Sanaa (ANTARA News) - Pengadilan Yaman hari Rabu memenjarakan lima orang hingga 10 tahun karena mengambil bagian dalam serangan bom bunuh diri tahun lalu yang menewaskan lebih dari 90 prajurit yang sedang berlatih untuk parade militer.

Al Qaida di Semenanjung Arab (AQAP) mengklaim bertanggung jawab atas pemboman itu sebagai bagian dari operasi mereka yang terus berlanjut untuk memerangi pemerintah, lapor Reuters.

"Lima terdakwa dipastikan mengambil bagian dalam serangan bunuh diri itu," kata hakim ketua Hilal Hamed Mahfal, yang membacakan putusan pengadilan.

Ia membebaskan tiga terdakwa dan melepaskan tiga orang lagi karena hukuman mereka sudah dijalani, namun mereka tetap dalam pengawasan polisi selama setahun.

Hakim tersebut juga memerintahkan penyelidikan terhadap tiga mantan pejabat keamanan senior, termasuk keponakan mantan Presiden Ali Abdullah Saleh, karena gagal melindungi prajurit-prajurit itu.

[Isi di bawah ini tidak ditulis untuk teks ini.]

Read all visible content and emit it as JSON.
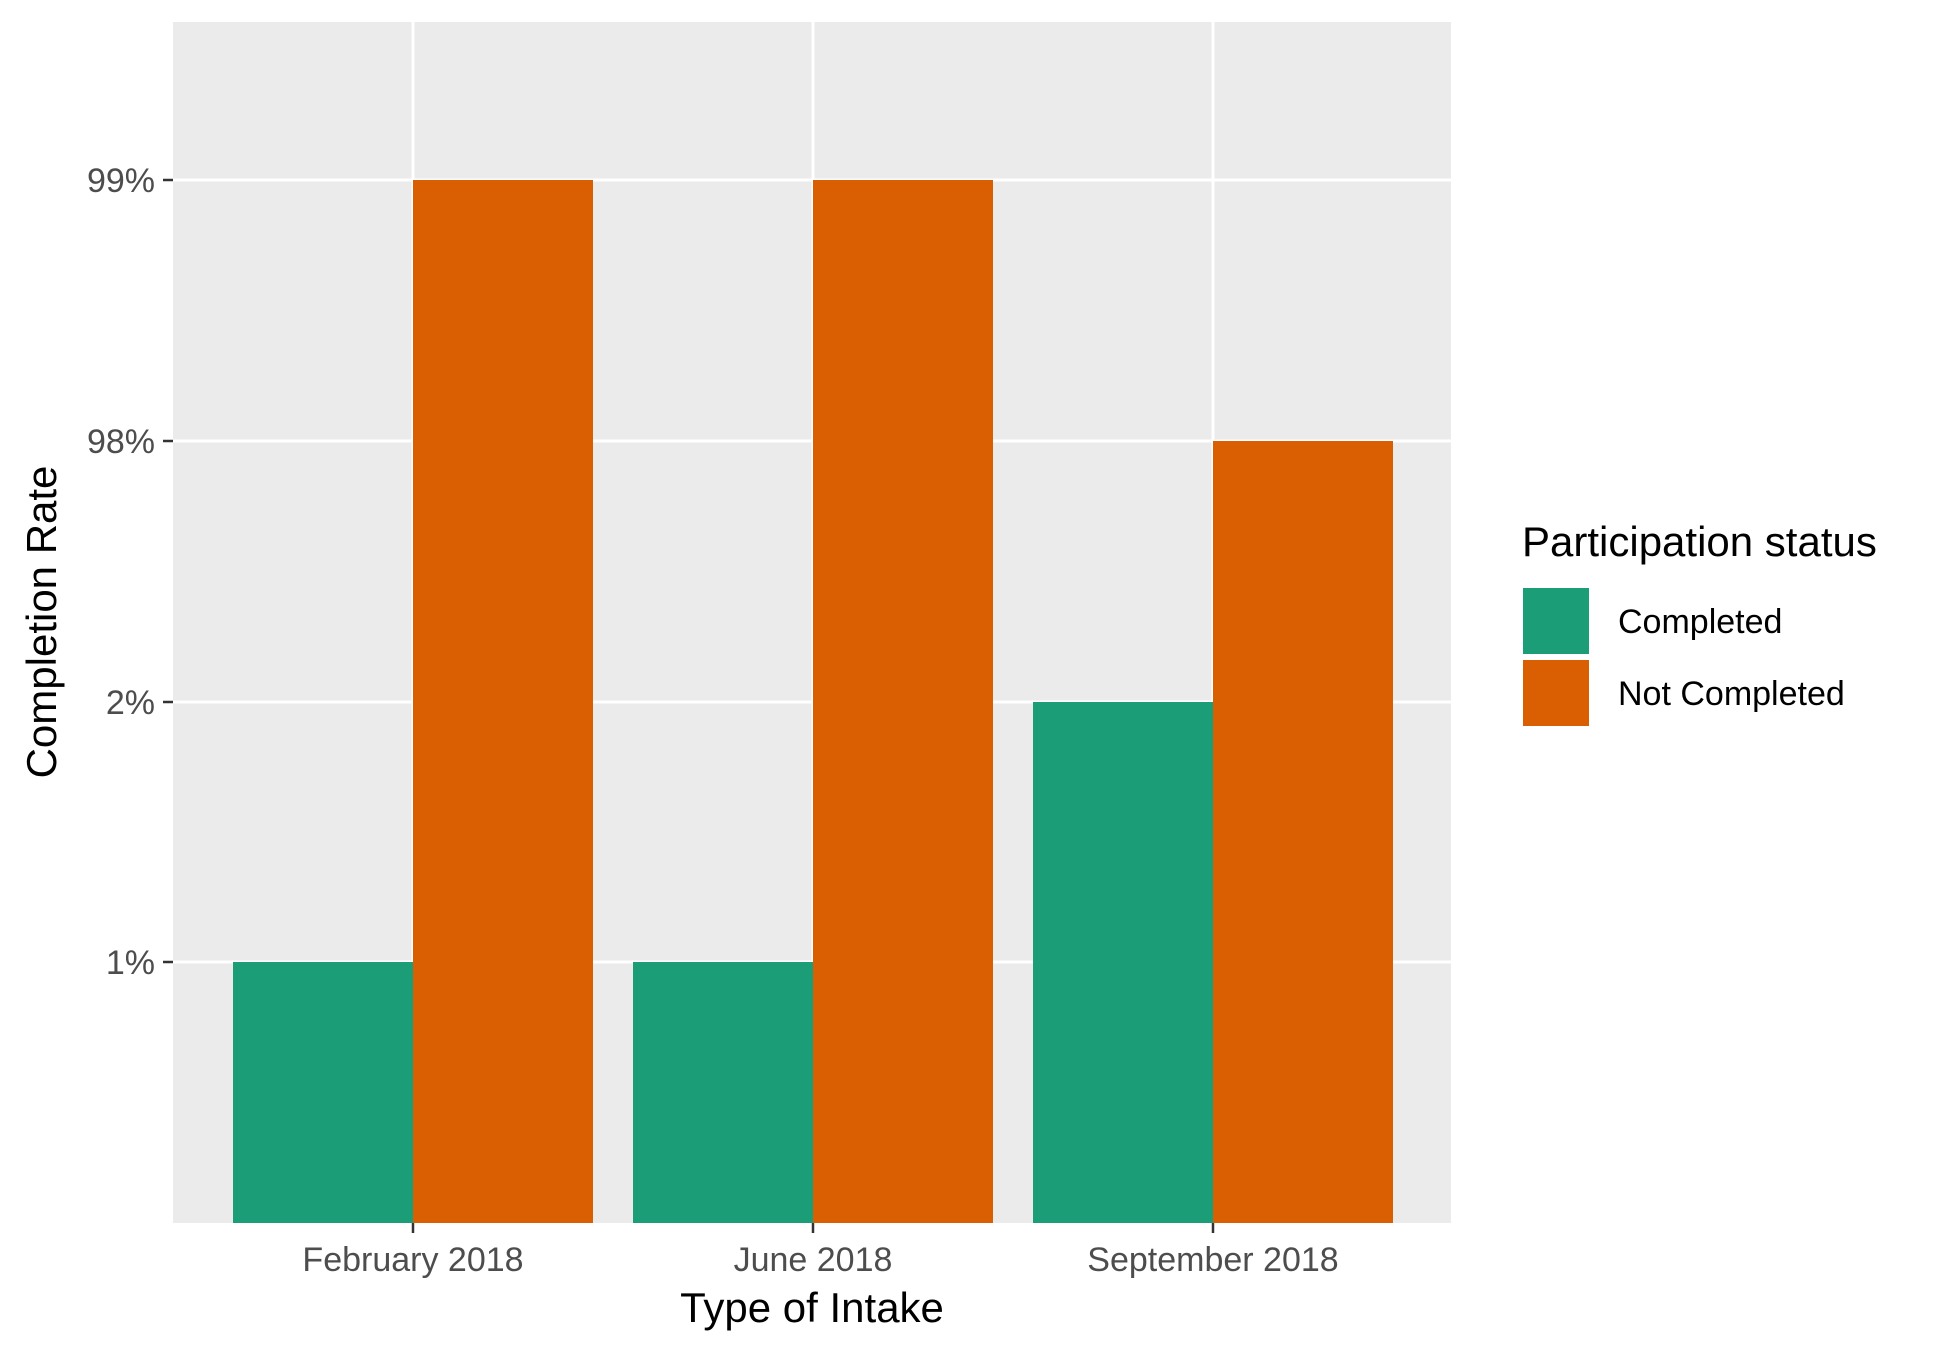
{
  "chart_data": {
    "type": "bar",
    "title": "",
    "xlabel": "Type of Intake",
    "ylabel": "Completion Rate",
    "categories": [
      "February 2018",
      "June 2018",
      "September 2018"
    ],
    "y_ticks": [
      "1%",
      "2%",
      "98%",
      "99%"
    ],
    "series": [
      {
        "name": "Completed",
        "values": [
          "1%",
          "1%",
          "2%"
        ],
        "color": "#1b9e77"
      },
      {
        "name": "Not Completed",
        "values": [
          "99%",
          "99%",
          "98%"
        ],
        "color": "#d95f02"
      }
    ],
    "grid": true,
    "legend": {
      "title": "Participation status",
      "placement": "right"
    },
    "colors": {
      "panel": "#ebebeb",
      "gridline": "#ffffff",
      "tick_text": "#4d4d4d",
      "axis_tick": "#333333"
    }
  }
}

Bulan lalu, pengadilan Yaman menghukum tiga militan Al Qaida antara satu dan tujuh tahun penjara karena berencana membunuh Presiden Abdrabuh Mansur Hadi dan duta besar AS.

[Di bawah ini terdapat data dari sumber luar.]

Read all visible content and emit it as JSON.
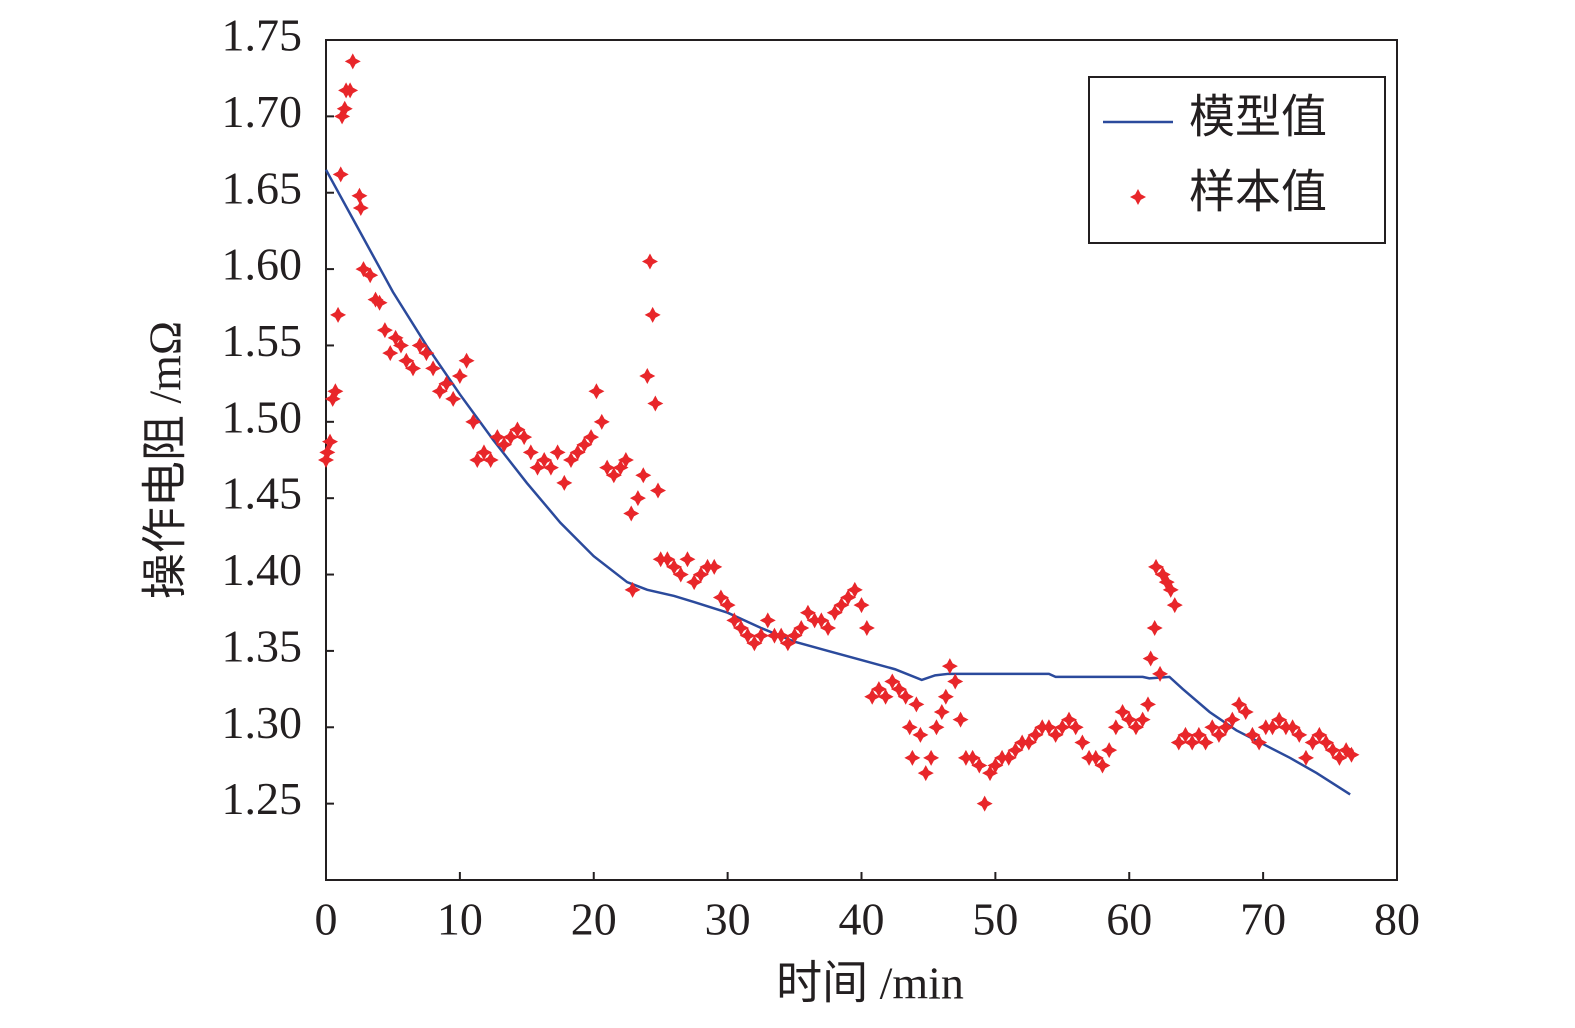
{
  "chart_data": {
    "type": "line",
    "xlabel": "时间 /min",
    "ylabel": "操作电阻 /mΩ",
    "xlim": [
      0,
      80
    ],
    "xticks": [
      0,
      10,
      20,
      30,
      40,
      50,
      60,
      70,
      80
    ],
    "ylim": [
      1.2,
      1.75
    ],
    "yticks": [
      1.25,
      {
        "value": 1.3,
        "label": "1.30"
      },
      1.35,
      {
        "value": 1.4,
        "label": "1.40"
      },
      1.45,
      {
        "value": 1.5,
        "label": "1.50"
      },
      1.55,
      {
        "value": 1.6,
        "label": "1.60"
      },
      1.65,
      {
        "value": 1.7,
        "label": "1.70"
      },
      1.75
    ],
    "legend": "upper right",
    "series": [
      {
        "name": "模型值",
        "type": "line",
        "color": "#2b4a9c",
        "x": [
          0,
          2.5,
          5,
          7.5,
          10,
          12.5,
          15,
          17.5,
          20,
          22.5,
          24,
          26,
          27.5,
          30,
          32.5,
          35,
          37.5,
          40,
          42.5,
          44.5,
          45.5,
          46.5,
          54,
          54.5,
          61,
          61.5,
          63,
          64,
          66,
          68,
          70,
          72,
          74,
          76.5
        ],
        "values": [
          1.665,
          1.625,
          1.585,
          1.55,
          1.518,
          1.488,
          1.46,
          1.434,
          1.412,
          1.395,
          1.39,
          1.386,
          1.382,
          1.375,
          1.365,
          1.356,
          1.35,
          1.344,
          1.338,
          1.331,
          1.334,
          1.335,
          1.335,
          1.333,
          1.333,
          1.332,
          1.333,
          1.325,
          1.31,
          1.298,
          1.289,
          1.28,
          1.27,
          1.256
        ]
      },
      {
        "name": "样本值",
        "type": "scatter",
        "color": "#e8262a",
        "x": [
          0,
          0.1,
          0.3,
          0.5,
          0.7,
          0.9,
          1.1,
          1.2,
          1.4,
          1.5,
          1.8,
          2,
          2.5,
          2.6,
          2.8,
          3.3,
          3.7,
          4,
          4.4,
          4.8,
          5.2,
          5.6,
          6,
          6.5,
          7,
          7.5,
          8,
          8.5,
          9,
          9.5,
          10,
          10.5,
          11,
          11.3,
          11.8,
          12.3,
          12.8,
          13.3,
          13.8,
          14.3,
          14.8,
          15.3,
          15.8,
          16.3,
          16.8,
          17.3,
          17.8,
          18.3,
          18.8,
          19.3,
          19.8,
          20.2,
          20.6,
          21,
          21.5,
          22,
          22.4,
          22.8,
          22.9,
          23.3,
          23.7,
          24,
          24.2,
          24.4,
          24.6,
          24.8,
          25,
          25.5,
          26,
          26.5,
          27,
          27.5,
          28,
          28.5,
          29,
          29.5,
          30,
          30.5,
          31,
          31.5,
          32,
          32.5,
          33,
          33.5,
          34,
          34.5,
          35,
          35.5,
          36,
          36.5,
          37,
          37.5,
          38,
          38.5,
          39,
          39.5,
          40,
          40.4,
          40.8,
          41.3,
          41.8,
          42.3,
          42.8,
          43.3,
          43.6,
          43.8,
          44.1,
          44.4,
          44.8,
          45.2,
          45.6,
          46,
          46.3,
          46.6,
          47,
          47.4,
          47.8,
          48.3,
          48.8,
          49.2,
          49.6,
          50,
          50.5,
          51,
          51.5,
          52,
          52.5,
          53,
          53.5,
          54,
          54.5,
          55,
          55.5,
          56,
          56.5,
          57,
          57.5,
          58,
          58.5,
          59,
          59.5,
          60,
          60.5,
          61,
          61.4,
          61.6,
          61.9,
          62,
          62.3,
          62.5,
          62.8,
          63.1,
          63.4,
          63.7,
          64.2,
          64.7,
          65.2,
          65.7,
          66.2,
          66.7,
          67.2,
          67.7,
          68.2,
          68.7,
          69.2,
          69.7,
          70.2,
          70.7,
          71.2,
          71.7,
          72.2,
          72.7,
          73.2,
          73.7,
          74.2,
          74.7,
          75.2,
          75.7,
          76.2,
          76.6
        ],
        "values": [
          1.475,
          1.48,
          1.487,
          1.515,
          1.52,
          1.57,
          1.662,
          1.7,
          1.705,
          1.717,
          1.717,
          1.736,
          1.648,
          1.64,
          1.6,
          1.596,
          1.58,
          1.578,
          1.56,
          1.545,
          1.555,
          1.55,
          1.54,
          1.535,
          1.55,
          1.545,
          1.535,
          1.52,
          1.525,
          1.515,
          1.53,
          1.54,
          1.5,
          1.475,
          1.48,
          1.475,
          1.49,
          1.485,
          1.49,
          1.495,
          1.49,
          1.48,
          1.47,
          1.475,
          1.47,
          1.48,
          1.46,
          1.475,
          1.48,
          1.485,
          1.49,
          1.52,
          1.5,
          1.47,
          1.465,
          1.47,
          1.475,
          1.44,
          1.39,
          1.45,
          1.465,
          1.53,
          1.605,
          1.57,
          1.512,
          1.455,
          1.41,
          1.41,
          1.405,
          1.4,
          1.41,
          1.395,
          1.4,
          1.405,
          1.405,
          1.385,
          1.38,
          1.37,
          1.365,
          1.36,
          1.355,
          1.36,
          1.37,
          1.36,
          1.36,
          1.355,
          1.36,
          1.365,
          1.375,
          1.37,
          1.37,
          1.365,
          1.375,
          1.38,
          1.385,
          1.39,
          1.38,
          1.365,
          1.32,
          1.325,
          1.32,
          1.33,
          1.325,
          1.32,
          1.3,
          1.28,
          1.315,
          1.295,
          1.27,
          1.28,
          1.3,
          1.31,
          1.32,
          1.34,
          1.33,
          1.305,
          1.28,
          1.28,
          1.275,
          1.25,
          1.27,
          1.275,
          1.28,
          1.28,
          1.285,
          1.29,
          1.29,
          1.295,
          1.3,
          1.3,
          1.295,
          1.3,
          1.305,
          1.3,
          1.29,
          1.28,
          1.28,
          1.275,
          1.285,
          1.3,
          1.31,
          1.305,
          1.3,
          1.305,
          1.315,
          1.345,
          1.365,
          1.405,
          1.335,
          1.4,
          1.395,
          1.39,
          1.38,
          1.29,
          1.295,
          1.29,
          1.295,
          1.29,
          1.3,
          1.295,
          1.3,
          1.305,
          1.315,
          1.31,
          1.295,
          1.29,
          1.3,
          1.3,
          1.305,
          1.3,
          1.3,
          1.295,
          1.28,
          1.29,
          1.295,
          1.29,
          1.285,
          1.28,
          1.285,
          1.282
        ]
      }
    ]
  }
}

Puluhan aparat keamanan dan militer dibunuh dalam dua tahun terakhir di Yaman, banyak diantaranya akibat ledakan bom yang dipasang di mobil mereka atau ditembak oleh penyerang berkendaraan, yang sering dituduhkan pada Al Qaida Yaman dan sekutunya.

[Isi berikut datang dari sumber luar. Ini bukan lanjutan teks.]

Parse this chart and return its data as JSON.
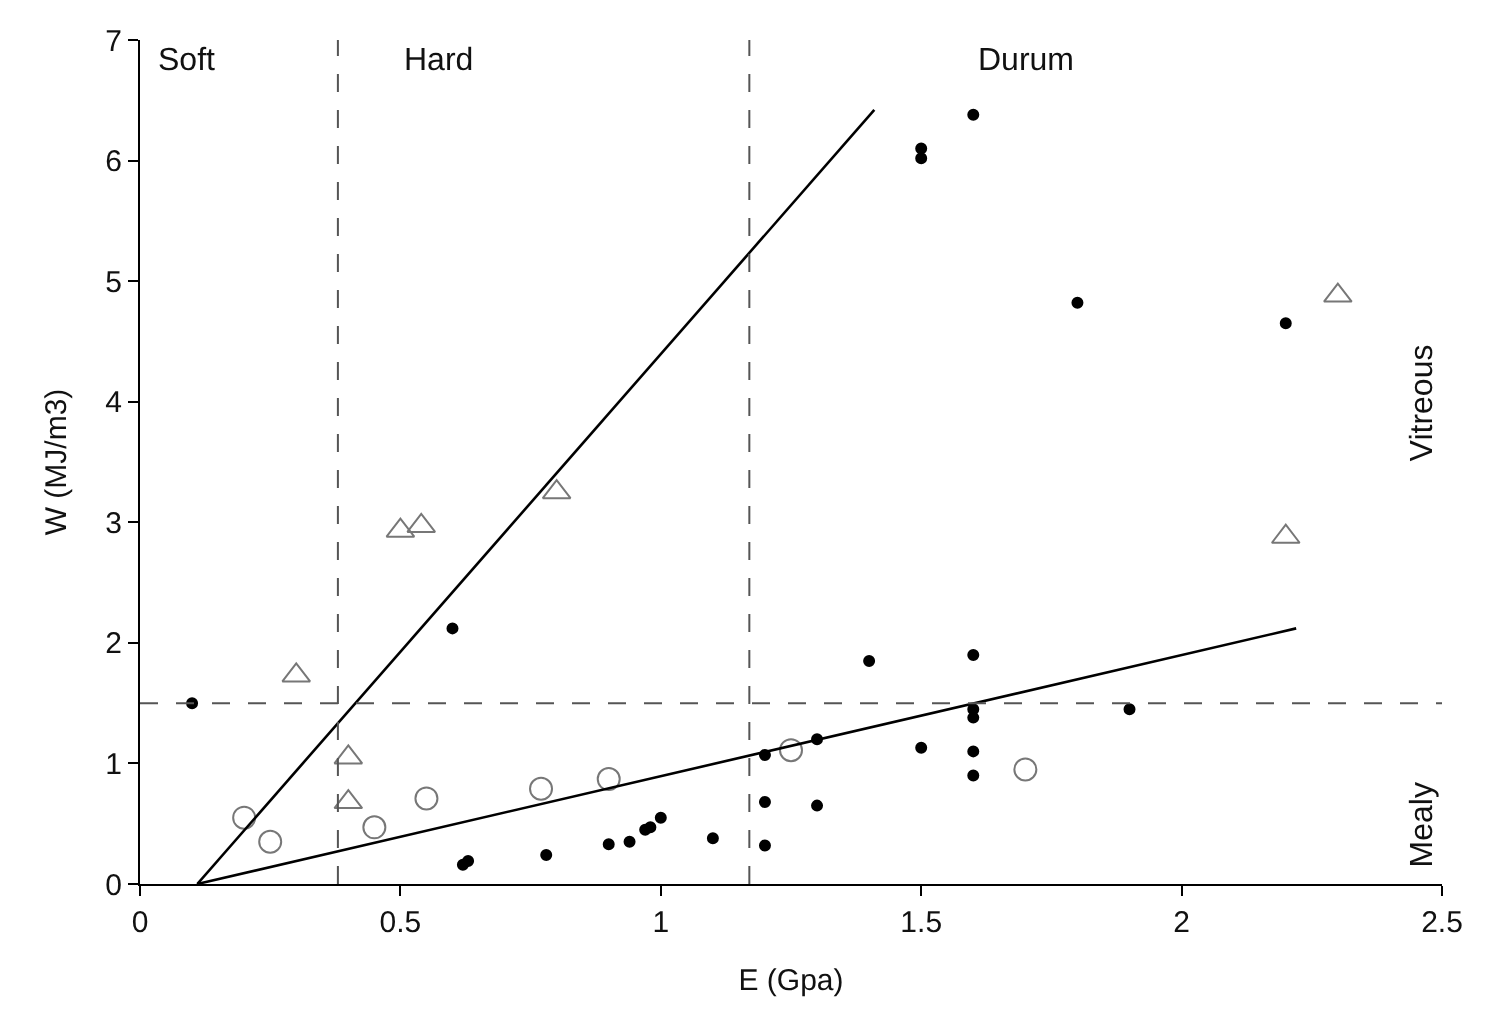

Militan Al Qaida memperkuat keberadaan mereka di kawasan tersebut, dengan memanfaatkan melemahnya pemerintah pusat akibat pemberontakan anti-pemerintah yang meletus pada Januari 2011 yang akhirnya melengserkan Presiden Ali Abdullah Saleh.

Ofensif pasukan Yaman yang diluncurkan pada Mei 2011 berhasil menghalau militan Al Qaida dari sejumlah kota dan desa di wilayah selatan dan timur yang selama lebih dari setahun mereka kuasai.

Meski melemah, jaringan teror itu masih bisa melancarkan serangan-serangan terhadap sasaran militer dan polisi.

Yaman adalah negara leluhur almarhum pemimpin Al Qaida Osama bin Laden dan hingga kini masih menghadapi kekerasan separatis di wilayah utara dan selatan.

Yaman Utara dan Yaman Selatan secara resmi bersatu membentuk Republik Yaman pada 1990 namun banyak pihak di wilayah selatan, yang menjadi tempat sebagian besar minyak Yaman, mengatakan bahwa orang utara menggunakan penyatuan itu untuk menguasai sumber-sumber alam dan mendiskriminasi mereka.

Negara-negara Barat, khususnya AS, semakin khawatir atas ancaman ekstrimisme di Yaman, termasuk kegiatan Al Qaida di Semenanjung Arab (AQAP).

AS ingin presiden baru Yaman, yang berkuasa setelah protes terhadap pendahulunya membuat militer negara itu terpecah menjadi kelompok-kelompok yang bertikai, menyatukan angkatan bersenjata dan menggunakan mereka untuk memerangi kelompok militan itu.

Militan melancarkan gelombang serangan sejak mantan Presiden Ali Abdullah Saleh pada Februari 2012 menyerahkan kekuasaan kepada wakilnya, Abd-Rabbu Mansour Hadi, yang telah berjanji menumpas Al Qaida.